Alberto Ernesto Feldman
Bajo un cielo enormemente celeste y un sol de fuego, en la playa todavía despoblada de octubre, está sentada una joven, leyendo una gruesa carpeta y haciendo anotaciones en el margen. A su lado, hay una silla con una pila de cuadernos y apuntes aplastados por un diccionario y una botella de agua mineral.
Desde muy temprano está concentrada en sus escritos, pero no puede salir del análisis de sus primeros cuentos. El lápiz tamborilea entre sus dientes mientras gotitas de sudor brillan en su rostro.

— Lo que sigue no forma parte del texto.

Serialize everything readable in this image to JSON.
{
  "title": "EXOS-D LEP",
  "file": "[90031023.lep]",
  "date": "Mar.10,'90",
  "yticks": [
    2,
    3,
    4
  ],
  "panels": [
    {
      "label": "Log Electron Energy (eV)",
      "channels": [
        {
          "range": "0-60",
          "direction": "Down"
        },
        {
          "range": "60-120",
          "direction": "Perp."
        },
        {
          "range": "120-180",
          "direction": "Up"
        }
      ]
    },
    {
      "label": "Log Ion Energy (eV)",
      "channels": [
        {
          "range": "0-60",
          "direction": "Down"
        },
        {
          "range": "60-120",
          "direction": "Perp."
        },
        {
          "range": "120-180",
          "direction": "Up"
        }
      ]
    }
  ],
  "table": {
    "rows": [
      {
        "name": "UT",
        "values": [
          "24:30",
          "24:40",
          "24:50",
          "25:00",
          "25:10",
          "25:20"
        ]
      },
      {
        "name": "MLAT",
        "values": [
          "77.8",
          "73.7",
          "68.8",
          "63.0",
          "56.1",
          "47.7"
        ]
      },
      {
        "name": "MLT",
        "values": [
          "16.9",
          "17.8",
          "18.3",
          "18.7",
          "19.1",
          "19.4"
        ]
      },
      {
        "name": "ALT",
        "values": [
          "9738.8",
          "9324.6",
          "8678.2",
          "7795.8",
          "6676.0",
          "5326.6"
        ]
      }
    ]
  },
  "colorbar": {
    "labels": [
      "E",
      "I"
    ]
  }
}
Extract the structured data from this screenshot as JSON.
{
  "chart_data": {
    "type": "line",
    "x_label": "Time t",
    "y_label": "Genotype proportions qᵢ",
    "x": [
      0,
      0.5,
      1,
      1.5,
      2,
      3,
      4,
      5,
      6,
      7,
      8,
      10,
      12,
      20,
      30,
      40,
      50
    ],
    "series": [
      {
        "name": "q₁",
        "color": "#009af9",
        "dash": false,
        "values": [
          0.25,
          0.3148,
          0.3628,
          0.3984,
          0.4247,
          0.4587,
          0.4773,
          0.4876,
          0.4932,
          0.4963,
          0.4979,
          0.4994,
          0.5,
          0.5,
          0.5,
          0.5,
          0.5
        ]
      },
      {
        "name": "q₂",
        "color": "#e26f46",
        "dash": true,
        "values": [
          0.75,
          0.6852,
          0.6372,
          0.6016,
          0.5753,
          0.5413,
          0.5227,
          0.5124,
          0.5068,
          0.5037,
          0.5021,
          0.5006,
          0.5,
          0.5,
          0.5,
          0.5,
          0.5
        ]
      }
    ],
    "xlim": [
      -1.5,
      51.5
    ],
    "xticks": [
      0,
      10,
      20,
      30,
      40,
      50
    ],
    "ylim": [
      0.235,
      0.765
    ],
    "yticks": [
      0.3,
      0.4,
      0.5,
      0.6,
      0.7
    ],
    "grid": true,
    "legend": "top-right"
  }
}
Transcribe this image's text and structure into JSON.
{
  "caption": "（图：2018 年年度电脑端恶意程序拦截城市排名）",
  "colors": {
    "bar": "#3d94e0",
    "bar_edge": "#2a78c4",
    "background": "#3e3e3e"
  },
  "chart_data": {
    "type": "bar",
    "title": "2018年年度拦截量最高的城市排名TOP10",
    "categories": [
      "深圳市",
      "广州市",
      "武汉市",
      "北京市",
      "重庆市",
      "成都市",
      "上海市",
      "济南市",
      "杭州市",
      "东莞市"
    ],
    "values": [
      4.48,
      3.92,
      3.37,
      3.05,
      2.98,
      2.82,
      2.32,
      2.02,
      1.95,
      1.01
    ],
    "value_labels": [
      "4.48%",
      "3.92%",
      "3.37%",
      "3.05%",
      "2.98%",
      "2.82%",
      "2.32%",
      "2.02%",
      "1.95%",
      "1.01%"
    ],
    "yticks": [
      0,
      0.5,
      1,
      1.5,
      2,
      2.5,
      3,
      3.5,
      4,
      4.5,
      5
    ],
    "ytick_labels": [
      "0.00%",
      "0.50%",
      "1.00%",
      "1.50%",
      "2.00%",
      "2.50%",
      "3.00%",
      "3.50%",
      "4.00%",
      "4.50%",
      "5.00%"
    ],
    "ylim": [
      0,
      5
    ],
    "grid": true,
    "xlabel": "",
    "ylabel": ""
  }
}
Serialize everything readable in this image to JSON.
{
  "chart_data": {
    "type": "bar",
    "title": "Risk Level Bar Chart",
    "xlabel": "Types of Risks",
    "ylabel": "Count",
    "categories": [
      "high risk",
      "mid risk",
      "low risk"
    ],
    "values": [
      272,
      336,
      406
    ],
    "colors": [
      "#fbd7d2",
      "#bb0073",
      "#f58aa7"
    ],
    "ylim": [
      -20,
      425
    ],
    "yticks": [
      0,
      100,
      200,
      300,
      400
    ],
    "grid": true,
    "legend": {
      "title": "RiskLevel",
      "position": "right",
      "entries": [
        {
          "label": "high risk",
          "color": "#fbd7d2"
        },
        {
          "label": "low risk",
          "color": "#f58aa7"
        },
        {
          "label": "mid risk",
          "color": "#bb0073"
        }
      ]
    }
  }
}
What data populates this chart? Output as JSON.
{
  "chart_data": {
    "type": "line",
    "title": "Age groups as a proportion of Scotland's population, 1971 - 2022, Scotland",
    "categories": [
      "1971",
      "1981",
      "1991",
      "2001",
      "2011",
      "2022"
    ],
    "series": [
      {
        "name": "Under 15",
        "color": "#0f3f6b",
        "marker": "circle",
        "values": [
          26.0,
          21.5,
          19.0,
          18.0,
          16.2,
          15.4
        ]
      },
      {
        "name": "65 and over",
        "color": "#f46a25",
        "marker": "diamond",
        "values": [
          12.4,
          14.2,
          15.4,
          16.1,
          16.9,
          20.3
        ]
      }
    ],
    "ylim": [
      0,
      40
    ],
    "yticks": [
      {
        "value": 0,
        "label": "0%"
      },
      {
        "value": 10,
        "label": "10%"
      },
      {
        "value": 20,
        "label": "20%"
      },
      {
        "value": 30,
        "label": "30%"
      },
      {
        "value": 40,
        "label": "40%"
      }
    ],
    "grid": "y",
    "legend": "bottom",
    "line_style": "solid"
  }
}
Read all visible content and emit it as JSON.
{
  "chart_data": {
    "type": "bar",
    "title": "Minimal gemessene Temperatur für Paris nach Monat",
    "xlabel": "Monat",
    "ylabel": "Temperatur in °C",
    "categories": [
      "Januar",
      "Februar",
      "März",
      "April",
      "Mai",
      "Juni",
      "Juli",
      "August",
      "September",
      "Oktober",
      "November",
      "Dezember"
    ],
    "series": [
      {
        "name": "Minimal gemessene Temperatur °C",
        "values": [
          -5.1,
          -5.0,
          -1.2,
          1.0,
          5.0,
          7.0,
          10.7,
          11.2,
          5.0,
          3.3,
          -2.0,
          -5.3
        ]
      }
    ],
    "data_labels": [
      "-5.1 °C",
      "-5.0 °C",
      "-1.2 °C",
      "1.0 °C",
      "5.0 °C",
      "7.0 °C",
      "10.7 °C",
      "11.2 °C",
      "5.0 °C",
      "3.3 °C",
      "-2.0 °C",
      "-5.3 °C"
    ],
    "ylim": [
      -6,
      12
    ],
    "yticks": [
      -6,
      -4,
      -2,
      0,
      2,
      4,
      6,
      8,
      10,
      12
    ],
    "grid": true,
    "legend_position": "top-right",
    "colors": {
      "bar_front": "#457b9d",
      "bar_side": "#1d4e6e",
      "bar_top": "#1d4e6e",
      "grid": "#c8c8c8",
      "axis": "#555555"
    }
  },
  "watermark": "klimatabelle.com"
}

Extiende su mano y, sin mirar, atrapa la botella que hace equilibrio sobre el diccionario y toma un gran sorbo.
Repentinamente escribe una corta frase, la mira, la lee en voz alta, comenzando desde el párrafo anterior, y con un mohín de disgusto la tacha.
-¡Qué calor! ¿Cuándo en octubre hizo treinta y dos grados?… ¡Quedan sólo tres días para presentar mi primer trabajo para la edición…ya no sé qué agregar ni qué quitar, me estoy volviendo loca!… ¡Reviso lo escrito y siempre encuentro algo para mejorar!…, hace días que estoy metida hasta el cuello y no me atrevo a dar por terminada la corrección… ¿Para esto vine aquí este fin de semana?…. ¡Bueno, basta ya… me duele la cabeza!…
Todo esto se dijo la joven escritora, desperezándose y recorriendo lentamente el horizonte con ojos deslumbrados. La visión de la inmensidad la serena. Cierra los ojos y espera. El fragor de las olas rompiendo en las rocas y el calor agobiante la adormecen y se rinde.
Sueña con otras tardes en la misma playa, hace una eternidad. Una eternidad y otro mundo. Ella recién entraba en la adolescencia. Tenía a sus padres, que los domingos tomaban mate, se reían y se abrazaban en el espigón del Club de Pescadores, entre las bicicletas y las cañas de pescar, y también había un muchacho rubio y tímido que la besaba por primera vez, mientras caminaban descalzos por la arena mojada.
Después sueña más lejos en el tiempo y aparece su papá, de brillantes ojos azules, enseñándole las primeras letras, contándole cuentos para hacerla dormir, cantando muy bajito canzonetas napolitanas y arias de Verdi y acariciándola con manos callosas, quemadas por la cal y el cemento, las manos de un hombre al mismo tiempo rudo y sensible, que eligió a Mar del Plata para vivir y para construir casas, porque sintió que, si había nacido en el Mediterráneo, no podía vivir lejos del mar. Y aquí se quedó su espíritu para siempre.
Hoy vino a encontrarse con su hija, que no por casualidad está aquí, ejerciendo el oficio que se inició cuando él, cantando, le enseñó a deletrear las cinco vocales. Con suma delicadeza, Francesco se acerca a su hija, le toma la mano, que pende inerte, se inclina, recoge del suelo el lápiz, se lo coloca entre los dedos y, con la misma voz pausada y tranquila de siempre, le susurra suavemente al oído: “Mía cara bambina, cosi é molto bene, mettere fine…”
La joven parpadea, volviendo a la conciencia. Se incorpora lentamente, abre la carpeta, traza una línea en la última página y la cierra con energía. Por fin ha terminado. Rotando su cabeza y sus hombros, moviliza los músculos entumecidos. Suspira largo y profundo, recoge sus cosas y las guarda en la mochila.
Antes de abandonar la playa, camina lentamente al lado de la espuma, con los pies desnudos sobre la arena mojada, y sonriendo con ternura, se dice, meneando la cabeza: -¡Qué maravilla el viejo… siempre que lo necesito, lo sueño y viene !…
Se detiene, se despide del mar y, con paso resuelto, enfila hacia las escaleras.